In terms of the prevailing position in South Africa, the retirement funds of employees are secured from creditors. However, in certain circumstances creditors are allowed to make a claim on a member’s retirement fund. For example, the power provided to the employer in terms of section 37D of the Pension Fund Act allows a registered fund to deduct any amount due by the member to their employer for the damages suffered by the latter as a result of the employee’s wrongdoing.
It is evident that this provision is solely earmarked for the employer who is able to prove that misconduct took place. Although the aggrieved employer has an exclusive right to claim from the retirement benefits of the guilty employee for the damages suffered, one of the following requirements must be complied with in order for the claim to be successful:
• There must be a written admission of liability by the employee; or
• A civil judgement ordering an employee to reimburse the employer for the losses suffered through the misconduct, fraud or theft of the employee; or
• A criminal judgement against the employee, where the employee is found guilty of misconduct by a court of law. The court must issue a compensation order in terms of section 300 of the Criminal Procedure Act ordering the employee to reimburse the employer for the damages suffered.
It should be noted that any employer granted a civil judgement can lawfully have recourse against the provident or pension fund for the pension benefits of the employee guilty of misconduct. It is plain that misconduct is a dominant element in a claim for damages suffered by the employer. As stated in the case of Moodley v Local Transitional Council of Scottburgh Umzinto, “the term misconduct must be defined in light of the word theft, dishonesty and fraud that precede it and ought to be understood to include acts of dishonesty or conduct that at least show signs of dishonesty”.
What happens if an employee refuses to sign an admission of guilt? In other words, when they refuse to admit their wrongfulness and to compensate the employer for losses suffered? The only recourse available to the employer is to initiate legal proceedings against the employee and to withhold the employee’s retirement funds until the proceedings are finalised. In this case, the employer has to approach the fund’s board of trustees to withhold the employee’s pension benefits pending the finalisation of the legal proceedings.
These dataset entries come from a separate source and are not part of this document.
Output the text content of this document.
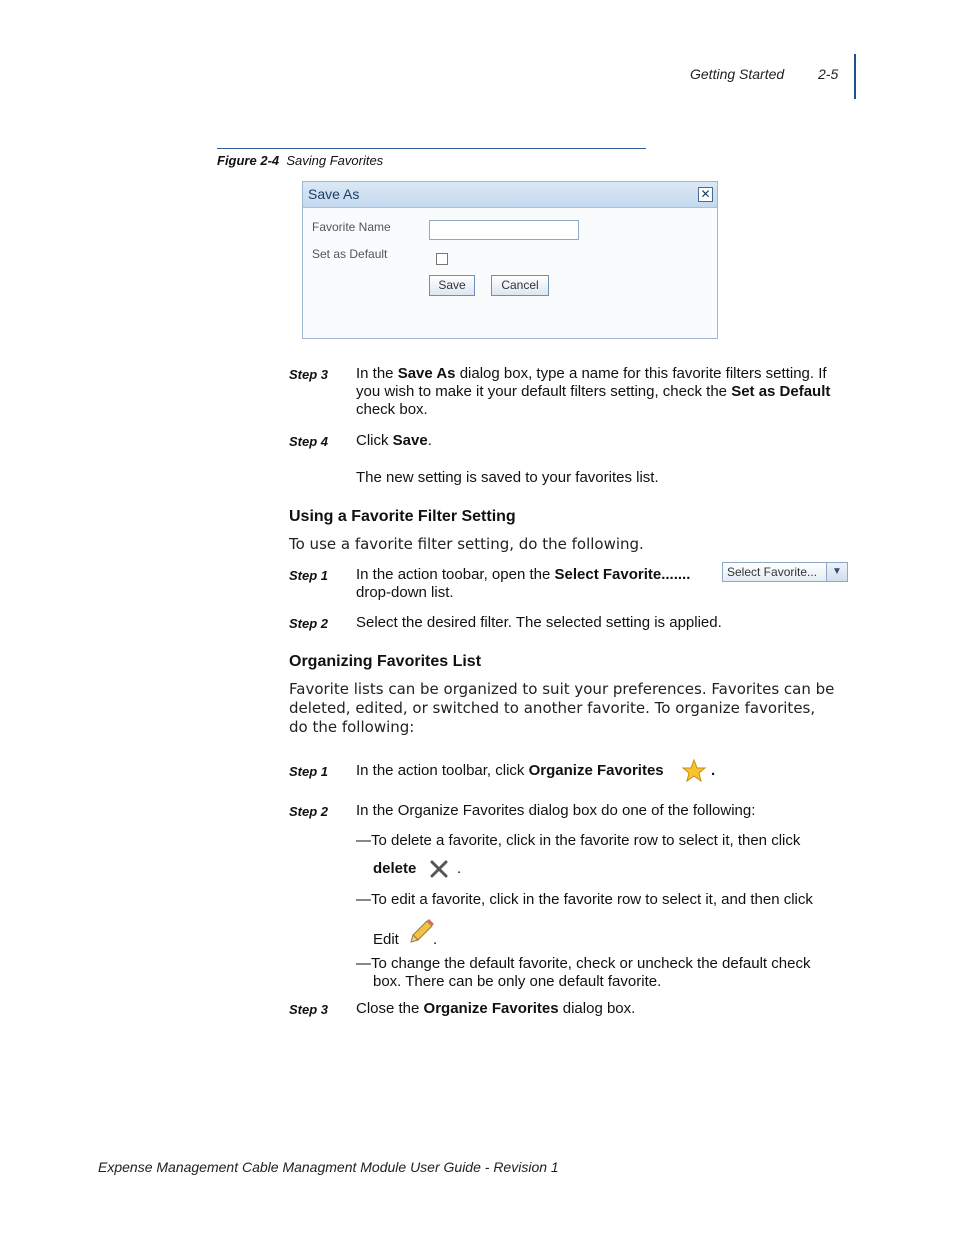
Getting Started 2-5
Figure 2-4 Saving Favorites
Save As	✕
Favorite Name
Set as Default
Save	Cancel
Step 3 In the Save As dialog box, type a name for this favorite filters setting. If
you wish to make it your default filters setting, check the Set as Default
check box.
Step 4 Click Save.
The new setting is saved to your favorites list.
Using a Favorite Filter Setting
To use a favorite filter setting, do the following.
Step 1 In the action toobar, open the Select Favorite.......
drop-down list.
Select Favorite...	▼
Step 2 Select the desired filter. The selected setting is applied.
Organizing Favorites List
Favorite lists can be organized to suit your preferences. Favorites can be
deleted, edited, or switched to another favorite. To organize favorites,
do the following:
Step 1 In the action toolbar, click Organize Favorites	.
Step 2 In the Organize Favorites dialog box do one of the following:
—To delete a favorite, click in the favorite row to select it, then click
delete	.
—To edit a favorite, click in the favorite row to select it, and then click
Edit .
—To change the default favorite, check or uncheck the default check
box. There can be only one default favorite.
Step 3 Close the Organize Favorites dialog box.
Expense Management Cable Managment Module User Guide - Revision 1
The trustees can only withhold the employee’s benefits after assessing whether the employer holds a claim that may possibly stand in court. It goes without saying that when an employer makes an application to the pension fund for the deduction of the employee’s benefit, based either on allegations of theft, fraud or misconduct, the burden of proof rests on the employer to show that the claim is valid and that it is the legitimate victim of the dishonourable acts by the employee.